Senior GRC Engineer
Life360 · United States · 3 wk ago
RemoteRemoteEngineering$116k–$213k/yrFull-time
About the role
Life360 is a Remote-First company, which means a remote work environment will be the primary experience for all employees. This role is based in the United States.
Responsibilities
- Own the governance framework for Life360's agentic systems.
- Define policies, control sets, and compliance posture for agentic systems.
- Automate evidence collection, draft control narratives, and triage vendor questionnaires using AI and internal tooling.
- Build integrations and pipelines to automate compliance processes.
- Write policies in Git, express requirements as enforceable rules, and automate checks.
- Drive SOC 2 Type 2, ISO 27001, and SOX ITGC end-to-end as a management owner.
- Build an operational risk function, including a data model, workflow layer, and closed-loop system for risk management.
- Mature the TPRM program, including tiered reviews, automated evidence collection, and agent-based workflows.
- Own the auditor's primary management contact, ensuring scoping, walkthroughs, and evidence delivery are handled effectively.
- Build cross-functional relationships with Engineering, Legal, Privacy, Internal Audit, and Procurement to ensure compliance is a shared practice.
- Maintain clear role boundaries between management's first- and second-line GRC operations and Internal Audit's third-line independent assurance.
Requirements
- 5+ years in GRC, security engineering, or a hybrid role where you owned both the policy and control side and the technical implementation.
- Experience designing or operating agentic workflows.
- Coding ability that ships, including Python or equivalent for API calls, job scheduling, and pipeline deployment.
- Experience implementing, integrating, or significantly extending a modern GRC platform.
- SOC 2, ISO 27001, and NIST AI RMF at the control level.

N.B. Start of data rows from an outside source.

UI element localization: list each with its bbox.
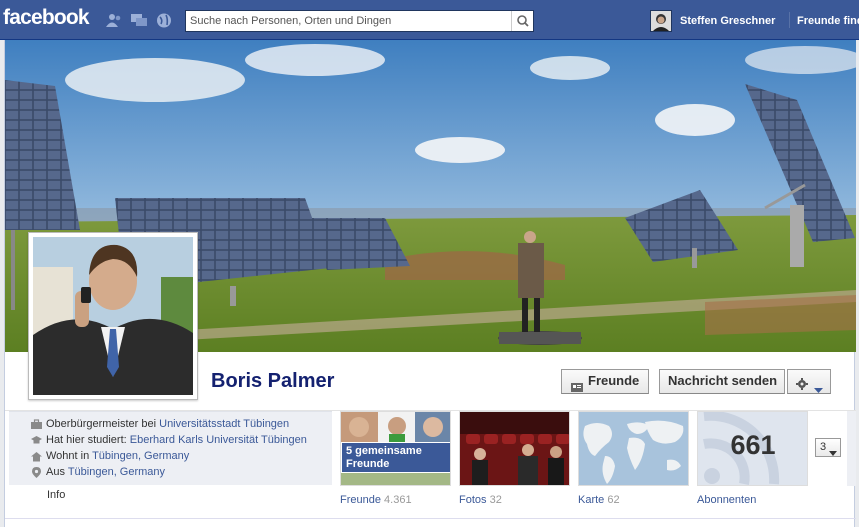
about-summary: Oberbürgermeister bei Universitätsstadt … [9, 411, 332, 485]
info-link[interactable]: Info [47, 489, 65, 501]
subscribers-tile[interactable]: 661 [697, 411, 808, 486]
photos-label[interactable]: Fotos [459, 494, 487, 506]
send-message-label: Nachricht senden [668, 373, 778, 388]
avatar[interactable] [650, 10, 672, 32]
location-pin-icon [31, 467, 42, 478]
friend-card-icon [571, 377, 583, 392]
notifications-globe-icon[interactable] [156, 13, 172, 28]
divider [789, 12, 790, 28]
friends-button-label: Freunde [588, 373, 640, 388]
messages-icon[interactable] [131, 13, 147, 28]
user-name[interactable]: Steffen Greschner [680, 15, 775, 27]
profile-name[interactable]: Boris Palmer [211, 370, 334, 393]
education-prefix: Hat hier studiert: [46, 434, 127, 446]
home-icon [31, 451, 42, 462]
chevron-down-icon [829, 445, 837, 462]
map-count: 62 [607, 494, 620, 506]
gear-icon [796, 375, 808, 397]
photos-count: 32 [489, 494, 502, 506]
search-button[interactable] [511, 11, 533, 31]
find-friends-link[interactable]: Freunde finden [797, 15, 859, 27]
lives-link[interactable]: Tübingen, Germany [92, 450, 189, 462]
graduation-cap-icon [31, 435, 42, 446]
search-box [185, 10, 534, 32]
lives-prefix: Wohnt in [46, 450, 90, 462]
friend-requests-icon[interactable] [106, 13, 122, 28]
tiles-scroll-strip [847, 411, 856, 486]
mutual-friends-badge[interactable]: 5 gemeinsame Freunde [341, 442, 450, 473]
more-sections-dropdown[interactable]: 3 [815, 438, 841, 457]
map-tab-label[interactable]: Karte 62 [578, 494, 620, 506]
from-link[interactable]: Tübingen, Germany [68, 466, 165, 478]
search-icon [517, 15, 529, 27]
briefcase-icon [31, 419, 42, 430]
from-prefix: Aus [46, 466, 65, 478]
subscribers-number: 661 [730, 430, 776, 460]
chevron-down-icon [814, 379, 823, 401]
timeline-page: Boris Palmer Freunde Nachricht senden Ob… [4, 40, 856, 527]
profile-picture[interactable] [28, 232, 198, 400]
education-link[interactable]: Eberhard Karls Universität Tübingen [130, 434, 307, 446]
facebook-logo[interactable]: facebook [3, 6, 90, 30]
divider [5, 518, 856, 519]
search-input[interactable] [186, 11, 511, 31]
top-bar: facebook Steffen Greschner Freunde finde… [0, 0, 859, 40]
more-count: 3 [820, 441, 827, 453]
friends-tab-label[interactable]: Freunde 4.361 [340, 494, 412, 506]
map-label[interactable]: Karte [578, 494, 604, 506]
subscribers-label[interactable]: Abonnenten [697, 494, 756, 506]
friends-count: 4.361 [384, 494, 412, 506]
friends-label[interactable]: Freunde [340, 494, 381, 506]
map-tile[interactable] [578, 411, 689, 486]
friends-tile[interactable]: 5 gemeinsame Freunde [340, 411, 451, 486]
friends-button[interactable]: Freunde [561, 369, 649, 394]
work-link[interactable]: Universitätsstadt Tübingen [159, 418, 289, 430]
work-prefix: Oberbürgermeister bei [46, 418, 157, 430]
settings-dropdown-button[interactable] [787, 369, 831, 394]
photos-tab-label[interactable]: Fotos 32 [459, 494, 502, 506]
photos-tile[interactable] [459, 411, 570, 486]
send-message-button[interactable]: Nachricht senden [659, 369, 785, 394]
subscribers-tab-label[interactable]: Abonnenten [697, 494, 756, 506]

- Experience with SOX ITGC cycles, managing evidence, walkthroughs, and findings with external auditors.
- Experience building or scaling a TPRM program, including tiering, vendor pushback, and automated assessment workflows.
- Quantitative risk experience, owning a risk register and making it useful to engineers and executives.
- Clear writing, evidenced in policies, control narratives, audit responses, and risk statements that are understandable to engineers and lawyers.
- Bachelor's degree or equivalent.
Qualifications
- Experience taking a company through SOC 2 Type 2 or ISO 27001 certification from scratch.
- Privacy program crossover experience, including GDPR, CCPA, data mapping, and DPIAs.
- Experience building governance frameworks for AI systems, such as model risk, ISO 42001, or controls around LLM and agent deployment.
Skills
- Use of AI tools for real, substantive work, including drafting, code, automation, investigations, and evidence gathering.
- Ability to make judgment calls about where AI creates leverage and where it introduces risk.
- Experience with FAIR or equivalent methodologies for quantitative risk management.
- Clear communication skills, evidenced in writing policies, control narratives, audit responses, and risk statements.
Benefits
- Competitive pay and benefits, including medical, dental, vision, life and disability insurance plans, a 401(k) plan with company matching, a Mental Wellness Program & Employee Assistance Program (EAP), flexible PTO, and winter and summer week-long syncs.